Dublin may be a small capital city, but it’s certainly not short on charm. With its rich history and strong personality, Dublin draws you in. Appreciate the clean lines of Georgian buildings, the bustle of its vibrant pubs, and the abundance of green space - not to mention the character of the locals, whose charisma is legendary.
Dublin is a bustling commercial city, but you don’t have to go far to find a peaceful retreat. Right bang in the middle of the city you’ll find the graceful oasis of Trinity College
. Stroll through the cobbled squares and perfectly maintained green areas in a university that was established in 1592. Go back even further in time for the university’s main attraction. The Book of Kells is a unique 9th-century illuminated gospel manuscript that should be top of your list of things to see on your visit to Dublin.
As if it was not famous enough, Guinness stout secured its place in history when U.S. president Barack Obama took time to down a pint of it on his lightning visit to Ireland in 2011. See what the fuss is about and visit its spiritual home. The Guinness Storehouse
, in the city centre, has everything a stout lover could want.

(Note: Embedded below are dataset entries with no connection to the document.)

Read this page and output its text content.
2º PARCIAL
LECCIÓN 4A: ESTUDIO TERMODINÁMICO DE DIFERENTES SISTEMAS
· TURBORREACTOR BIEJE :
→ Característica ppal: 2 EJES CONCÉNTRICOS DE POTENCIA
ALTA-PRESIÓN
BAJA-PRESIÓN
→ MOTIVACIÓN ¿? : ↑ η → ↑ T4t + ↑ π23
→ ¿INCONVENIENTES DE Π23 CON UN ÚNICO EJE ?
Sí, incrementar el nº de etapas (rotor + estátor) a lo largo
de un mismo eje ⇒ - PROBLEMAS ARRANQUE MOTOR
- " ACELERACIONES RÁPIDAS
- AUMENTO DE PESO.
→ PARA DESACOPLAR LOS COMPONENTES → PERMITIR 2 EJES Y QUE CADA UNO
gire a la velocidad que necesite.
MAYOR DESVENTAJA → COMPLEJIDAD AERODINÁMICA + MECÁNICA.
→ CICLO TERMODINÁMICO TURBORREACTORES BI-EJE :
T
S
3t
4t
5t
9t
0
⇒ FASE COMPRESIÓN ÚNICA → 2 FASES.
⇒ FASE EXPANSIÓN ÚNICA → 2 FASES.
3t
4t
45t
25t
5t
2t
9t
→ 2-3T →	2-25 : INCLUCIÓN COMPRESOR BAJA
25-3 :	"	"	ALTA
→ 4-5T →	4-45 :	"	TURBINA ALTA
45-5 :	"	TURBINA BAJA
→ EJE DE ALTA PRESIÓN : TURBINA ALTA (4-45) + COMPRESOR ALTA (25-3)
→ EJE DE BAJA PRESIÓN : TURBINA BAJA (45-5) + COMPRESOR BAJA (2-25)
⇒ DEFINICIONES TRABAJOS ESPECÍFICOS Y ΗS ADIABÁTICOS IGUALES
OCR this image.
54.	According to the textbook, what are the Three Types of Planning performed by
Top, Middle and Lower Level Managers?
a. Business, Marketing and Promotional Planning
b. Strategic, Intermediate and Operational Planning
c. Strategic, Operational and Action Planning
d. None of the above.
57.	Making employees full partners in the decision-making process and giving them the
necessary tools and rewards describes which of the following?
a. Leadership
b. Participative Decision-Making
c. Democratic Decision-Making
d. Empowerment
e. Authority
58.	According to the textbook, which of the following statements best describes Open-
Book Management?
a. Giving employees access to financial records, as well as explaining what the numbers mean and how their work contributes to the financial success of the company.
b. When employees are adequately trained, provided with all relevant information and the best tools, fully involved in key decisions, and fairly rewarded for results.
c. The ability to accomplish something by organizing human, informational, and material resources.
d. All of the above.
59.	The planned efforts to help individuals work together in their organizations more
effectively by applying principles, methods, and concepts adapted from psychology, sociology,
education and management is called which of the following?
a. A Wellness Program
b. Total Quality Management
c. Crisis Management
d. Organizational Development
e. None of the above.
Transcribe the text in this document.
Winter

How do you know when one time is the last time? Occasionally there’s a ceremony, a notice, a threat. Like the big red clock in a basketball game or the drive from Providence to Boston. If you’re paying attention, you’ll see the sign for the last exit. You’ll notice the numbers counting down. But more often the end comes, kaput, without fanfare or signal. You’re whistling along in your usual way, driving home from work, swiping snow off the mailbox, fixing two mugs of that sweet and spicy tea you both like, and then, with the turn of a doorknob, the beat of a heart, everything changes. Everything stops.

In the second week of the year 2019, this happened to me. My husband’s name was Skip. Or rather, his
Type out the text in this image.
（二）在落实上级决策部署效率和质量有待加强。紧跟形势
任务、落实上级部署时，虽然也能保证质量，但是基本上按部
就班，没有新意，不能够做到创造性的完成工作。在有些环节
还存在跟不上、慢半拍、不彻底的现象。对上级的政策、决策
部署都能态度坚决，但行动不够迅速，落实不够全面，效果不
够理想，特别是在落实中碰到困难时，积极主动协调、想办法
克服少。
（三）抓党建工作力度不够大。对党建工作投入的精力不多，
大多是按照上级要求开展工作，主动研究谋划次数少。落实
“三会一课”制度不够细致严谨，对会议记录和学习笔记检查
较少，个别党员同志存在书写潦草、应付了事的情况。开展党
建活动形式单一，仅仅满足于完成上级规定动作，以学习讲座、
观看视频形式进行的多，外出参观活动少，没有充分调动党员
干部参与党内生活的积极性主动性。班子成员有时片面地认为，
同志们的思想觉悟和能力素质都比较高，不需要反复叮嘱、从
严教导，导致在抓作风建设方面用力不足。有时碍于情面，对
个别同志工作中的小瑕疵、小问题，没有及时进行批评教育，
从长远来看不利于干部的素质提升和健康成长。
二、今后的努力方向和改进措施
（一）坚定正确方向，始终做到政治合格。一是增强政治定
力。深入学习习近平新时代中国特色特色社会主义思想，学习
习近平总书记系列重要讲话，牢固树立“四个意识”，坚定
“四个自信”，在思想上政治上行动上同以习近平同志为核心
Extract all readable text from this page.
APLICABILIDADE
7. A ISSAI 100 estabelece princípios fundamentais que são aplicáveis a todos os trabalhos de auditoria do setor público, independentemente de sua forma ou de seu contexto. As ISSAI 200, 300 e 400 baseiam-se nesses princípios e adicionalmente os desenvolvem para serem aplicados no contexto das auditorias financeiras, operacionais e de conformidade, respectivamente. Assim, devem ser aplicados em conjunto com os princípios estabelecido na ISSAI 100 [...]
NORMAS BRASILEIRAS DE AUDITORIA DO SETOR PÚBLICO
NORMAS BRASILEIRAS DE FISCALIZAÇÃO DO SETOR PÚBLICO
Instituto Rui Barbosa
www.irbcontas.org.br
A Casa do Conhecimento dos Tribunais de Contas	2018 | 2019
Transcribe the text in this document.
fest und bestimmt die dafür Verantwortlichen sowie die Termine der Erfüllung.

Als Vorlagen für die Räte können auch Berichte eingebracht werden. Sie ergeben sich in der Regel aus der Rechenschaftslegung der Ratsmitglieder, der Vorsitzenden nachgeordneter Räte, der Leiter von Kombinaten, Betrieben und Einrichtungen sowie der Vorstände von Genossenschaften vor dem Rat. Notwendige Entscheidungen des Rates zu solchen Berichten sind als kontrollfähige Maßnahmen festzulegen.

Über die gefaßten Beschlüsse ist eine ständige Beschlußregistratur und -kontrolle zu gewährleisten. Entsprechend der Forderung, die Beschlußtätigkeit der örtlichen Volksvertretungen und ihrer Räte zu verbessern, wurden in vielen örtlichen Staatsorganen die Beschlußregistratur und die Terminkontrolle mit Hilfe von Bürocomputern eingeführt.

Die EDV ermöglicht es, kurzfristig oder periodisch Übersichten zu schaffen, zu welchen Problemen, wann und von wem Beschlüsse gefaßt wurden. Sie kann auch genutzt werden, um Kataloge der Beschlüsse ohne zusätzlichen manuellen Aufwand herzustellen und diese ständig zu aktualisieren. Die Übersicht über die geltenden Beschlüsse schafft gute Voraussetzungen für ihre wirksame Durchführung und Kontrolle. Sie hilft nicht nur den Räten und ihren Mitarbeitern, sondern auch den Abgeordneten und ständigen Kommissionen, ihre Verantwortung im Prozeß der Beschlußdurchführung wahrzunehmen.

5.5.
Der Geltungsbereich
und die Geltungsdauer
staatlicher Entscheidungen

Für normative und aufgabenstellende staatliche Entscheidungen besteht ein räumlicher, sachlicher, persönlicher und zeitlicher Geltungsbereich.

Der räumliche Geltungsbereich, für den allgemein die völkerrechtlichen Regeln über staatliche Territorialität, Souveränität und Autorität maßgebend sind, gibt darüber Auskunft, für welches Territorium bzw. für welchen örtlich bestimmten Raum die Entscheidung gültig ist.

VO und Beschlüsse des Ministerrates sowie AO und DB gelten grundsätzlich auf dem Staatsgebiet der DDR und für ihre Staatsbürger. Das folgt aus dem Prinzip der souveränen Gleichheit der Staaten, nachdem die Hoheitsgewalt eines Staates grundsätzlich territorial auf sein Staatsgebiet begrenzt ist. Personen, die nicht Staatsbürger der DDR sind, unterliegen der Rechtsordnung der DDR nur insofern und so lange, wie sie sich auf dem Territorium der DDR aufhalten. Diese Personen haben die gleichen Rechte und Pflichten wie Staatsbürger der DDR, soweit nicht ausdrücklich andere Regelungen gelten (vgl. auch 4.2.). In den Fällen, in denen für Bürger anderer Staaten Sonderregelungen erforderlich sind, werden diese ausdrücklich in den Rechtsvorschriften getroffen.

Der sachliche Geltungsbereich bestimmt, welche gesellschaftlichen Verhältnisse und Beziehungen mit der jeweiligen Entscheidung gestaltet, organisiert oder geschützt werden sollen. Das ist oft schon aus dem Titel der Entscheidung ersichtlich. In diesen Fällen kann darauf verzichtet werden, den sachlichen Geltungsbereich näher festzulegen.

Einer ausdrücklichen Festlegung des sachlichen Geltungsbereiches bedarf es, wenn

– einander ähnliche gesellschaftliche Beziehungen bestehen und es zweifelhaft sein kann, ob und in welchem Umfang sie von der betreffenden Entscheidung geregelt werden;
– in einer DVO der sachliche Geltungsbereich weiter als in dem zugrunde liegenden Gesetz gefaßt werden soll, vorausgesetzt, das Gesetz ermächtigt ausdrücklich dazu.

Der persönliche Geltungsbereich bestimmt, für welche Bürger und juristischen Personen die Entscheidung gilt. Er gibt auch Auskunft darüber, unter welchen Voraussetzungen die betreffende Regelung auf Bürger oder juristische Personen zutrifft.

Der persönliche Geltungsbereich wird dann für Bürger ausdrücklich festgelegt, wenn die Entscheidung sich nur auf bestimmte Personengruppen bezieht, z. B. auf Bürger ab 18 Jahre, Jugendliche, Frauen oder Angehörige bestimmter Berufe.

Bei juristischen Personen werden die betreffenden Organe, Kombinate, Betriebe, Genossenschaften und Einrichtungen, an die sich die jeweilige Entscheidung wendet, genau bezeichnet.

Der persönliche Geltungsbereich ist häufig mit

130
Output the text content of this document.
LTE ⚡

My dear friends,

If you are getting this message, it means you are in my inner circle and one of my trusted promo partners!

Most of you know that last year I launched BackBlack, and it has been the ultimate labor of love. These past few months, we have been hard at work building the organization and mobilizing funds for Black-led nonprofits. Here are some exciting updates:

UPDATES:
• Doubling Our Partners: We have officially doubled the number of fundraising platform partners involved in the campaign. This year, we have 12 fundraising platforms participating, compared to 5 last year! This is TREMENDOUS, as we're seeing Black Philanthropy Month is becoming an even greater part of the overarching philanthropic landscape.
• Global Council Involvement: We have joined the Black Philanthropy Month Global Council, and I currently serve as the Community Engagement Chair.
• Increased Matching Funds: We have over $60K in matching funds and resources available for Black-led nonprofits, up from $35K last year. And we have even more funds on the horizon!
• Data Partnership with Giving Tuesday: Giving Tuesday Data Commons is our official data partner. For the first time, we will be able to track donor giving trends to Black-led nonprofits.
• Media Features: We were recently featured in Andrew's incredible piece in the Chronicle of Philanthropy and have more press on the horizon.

A state-of-the art multimedia experience celebrating Ireland’s most famous export, it offers tours that culminate with a Guinness tasting.
Chester Beatty Library
If the Chester Beatty Library
was situated anywhere else, it would be celebrated as a wonder among literary and artistic collections. Discreetly hidden in the grounds of Dublin Castle, the Chester Beatty is easily one of Europe’s best libraries. It houses superb collections of rare books, manuscripts, miniature paintings, prints, and drawings from countries across the globe, from Asia to the Middle East and North Africa to Europe.
St. Patrick’s Cathedral
One of Dublin's three cathedrals, St. Patrick's
is where St. Patrick is reputed to have baptised the first local converts, at the adjacent Holy Well. The cathedral - Ireland’s biggest church - is in the heart of the historic Viking quarter of Dublin, on the north side of the city. If you are a fan of Gulliver’s Travels, you really should make the effort to visit: Gulliver’s author, Jonathan Swift, was a dean of the cathedral and his tomb lies within it.
Dublin's bohemian quarter, Temple Bar
is the heart of the city’s entertainment culture. Once a shabby area earmarked for a never-to-be-built railway terminus, its cobbled streets have developed to include a multitude of quirky shops, tacky souvenir stores, shops, restaurants, and - above all - bars. The home of the Irish Film Centre, the Project Arts Centre and DESIGNyard, Temple Bar has a personality that is split between cultural initiatives and, well, pub culture. On weekend nights, it is a hub for stag and hen parties, so although well worth a visit, choose your time to suit your tolerance of such merriment.
Bru na Boinne
If you hire a car at Dublin Airport, you’re only about 20 minutes from Donore and Bru na Boinne
, one of the world’s most significant neolithic sites. Here you will find a complex of awe-inspiring ancient monuments that have baffled and fascinated archaeologists for years. To preserve the sites intact, visitors must join a guided tour to access the neolithic monuments at Newgrange and Knowth. These guided tours begin from the Bru na Boinne Visitors Centre on the south side of the river Boyne.